Le commerce transfrontalier est un scénario complexe où la confiance mutuelle est faible. Une opération typique implique exportateurs, importateurs, banques, douanes, fiscalité, transitaires, assureurs, etc., avec une dizaine de parties. La plupart des documents clés (lettres de transport, certificats d’origine, etc.) sont encore papier, et les crédits documentaires (L/C) sont longs à traiter, avec des cycles de plusieurs semaines.

Aujourd’hui, plus de 300 000 entreprises sont connectées à ce réseau blockchain national, traitant plusieurs milliers de milliards de yuans de commerce. La logique est : les documents logistiques et douaniers (déclarations en douane, lettres de transport, certificats d’origine) sont enregistrés en temps réel via des oracles. Lorsqu’ils indiquent que la marchandise est dédouanée et que tous les contrôles sont passés, un contrat intelligent déclenche automatiquement le paiement. Autrefois, seules les grandes entreprises pouvaient supporter ces coûts élevés. Désormais, la transparence et la disponibilité en temps réel des données permettent aux PME d’obtenir en avance des financements liés à la logistique ou aux commandes.

En regardant la planification « 14e plan quinquennal », cette avancée dépasse le simple domaine IT. Dong Jin évoque la « détermination à ne pas relâcher » dans la réalisation des grandes stratégies nationales.
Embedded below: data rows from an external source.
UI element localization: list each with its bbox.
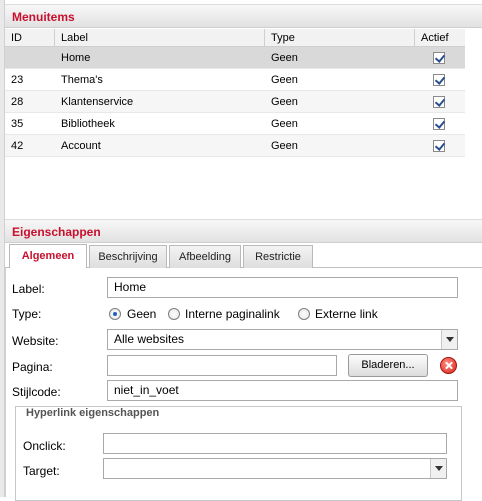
properties-tabs: Algemeen Beschrijving Afbeelding Restric… — [5, 243, 482, 268]
tab-beschrijving[interactable]: Beschrijving — [89, 245, 167, 268]
row-id — [5, 47, 55, 69]
hyperlink-legend: Hyperlink eigenschappen — [22, 407, 164, 419]
actief-checkbox[interactable] — [433, 52, 445, 64]
actief-checkbox[interactable] — [433, 140, 445, 152]
tab-algemeen[interactable]: Algemeen — [9, 244, 87, 268]
row-actief — [415, 113, 465, 135]
row-type: Geen — [271, 96, 298, 108]
table-row[interactable]: Home Geen — [5, 47, 465, 69]
tab-afbeelding[interactable]: Afbeelding — [169, 245, 241, 268]
row-label: Bibliotheek — [61, 118, 115, 130]
label-field-label: Label: — [12, 282, 45, 296]
table-row[interactable]: 42 Account Geen — [5, 135, 465, 157]
onclick-field-label: Onclick: — [23, 439, 66, 453]
type-radio-geen[interactable] — [109, 308, 121, 320]
website-select[interactable]: Alle websites — [107, 329, 458, 350]
row-label: Thema's — [61, 74, 103, 86]
website-field-label: Website: — [12, 334, 59, 348]
actief-checkbox[interactable] — [433, 96, 445, 108]
type-field-label: Type: — [12, 307, 42, 321]
row-actief — [415, 91, 465, 113]
bladeren-button[interactable]: Bladeren... — [348, 354, 428, 377]
row-actief — [415, 47, 465, 69]
column-header-label[interactable]: Label — [55, 29, 265, 47]
row-label: Account — [61, 140, 101, 152]
actief-checkbox[interactable] — [433, 118, 445, 130]
row-label: Klantenservice — [61, 96, 134, 108]
actief-checkbox[interactable] — [433, 74, 445, 86]
pagina-input[interactable] — [107, 355, 337, 376]
menuitems-header: Menuitems — [5, 4, 482, 28]
column-header-id[interactable]: ID — [5, 29, 55, 47]
tab-restrictie[interactable]: Restrictie — [243, 245, 313, 268]
type-option-geen: Geen — [127, 307, 157, 321]
table-row[interactable]: 23 Thema's Geen — [5, 69, 465, 91]
row-type: Geen — [271, 52, 298, 64]
row-id: 35 — [11, 118, 24, 130]
row-type: Geen — [271, 118, 298, 130]
table-row[interactable]: 28 Klantenservice Geen — [5, 91, 465, 113]
row-actief — [415, 69, 465, 91]
row-id: 42 — [11, 140, 24, 152]
pagina-field-label: Pagina: — [12, 360, 53, 374]
menuitems-grid: ID Label Type Actief Home Geen 23 Thema'… — [5, 29, 465, 157]
target-field-label: Target: — [23, 464, 60, 478]
stijlcode-input[interactable]: niet_in_voet — [107, 380, 458, 401]
row-type: Geen — [271, 74, 298, 86]
onclick-input[interactable] — [103, 433, 447, 454]
column-header-type[interactable]: Type — [265, 29, 415, 47]
website-select-value: Alle websites — [114, 332, 185, 346]
eigenschappen-header: Eigenschappen — [5, 219, 482, 243]
stijlcode-field-label: Stijlcode: — [12, 385, 61, 399]
row-id: 23 — [11, 74, 24, 86]
chevron-down-icon[interactable] — [441, 330, 457, 349]
row-label: Home — [61, 52, 91, 64]
eigenschappen-title: Eigenschappen — [12, 225, 101, 239]
clear-icon[interactable] — [440, 357, 457, 374]
grid-header: ID Label Type Actief — [5, 29, 465, 47]
target-select[interactable] — [103, 458, 447, 479]
row-id: 28 — [11, 96, 24, 108]
column-header-actief[interactable]: Actief — [415, 29, 465, 47]
algemeen-panel: Label: Home Type: Geen Interne paginalin… — [5, 268, 482, 501]
row-actief — [415, 135, 465, 157]
row-type: Geen — [271, 140, 298, 152]
type-option-externe-link: Externe link — [315, 307, 378, 321]
type-radio-externe-link[interactable] — [298, 308, 310, 320]
chevron-down-icon[interactable] — [430, 459, 446, 478]
menuitems-title: Menuitems — [12, 10, 75, 24]
type-radio-interne-paginalink[interactable] — [168, 308, 180, 320]
label-input[interactable]: Home — [107, 277, 458, 298]
table-row[interactable]: 35 Bibliotheek Geen — [5, 113, 465, 135]
type-option-interne-paginalink: Interne paginalink — [185, 307, 280, 321]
De l’ouverture du code source à la conception du silicium, jusqu’aux centaines de milliards de factures et aux milliers de milliards de commerce transfrontalier, la « puce chinoise » et le système d’exploitation intégré illustrent la puissance industrielle que la blockchain peut libérer, après avoir abandonné la spéculation sur les tokens.

Pour les acteurs financiers, cela signifie que l’arbitrage basé sur l’asymétrie d’information sera fortement réduit, tandis que de nouveaux modèles quantitatifs et produits de crédit, basés sur des données fiables, des contrats intelligents et la circulation d’actifs sur la chaîne, ouvriront un vaste marché. La base numérique nationale est en place, et une migration massive d’actifs du monde réel vers la blockchain, alimentée par la montée en puissance du calcul, ne fait que commencer.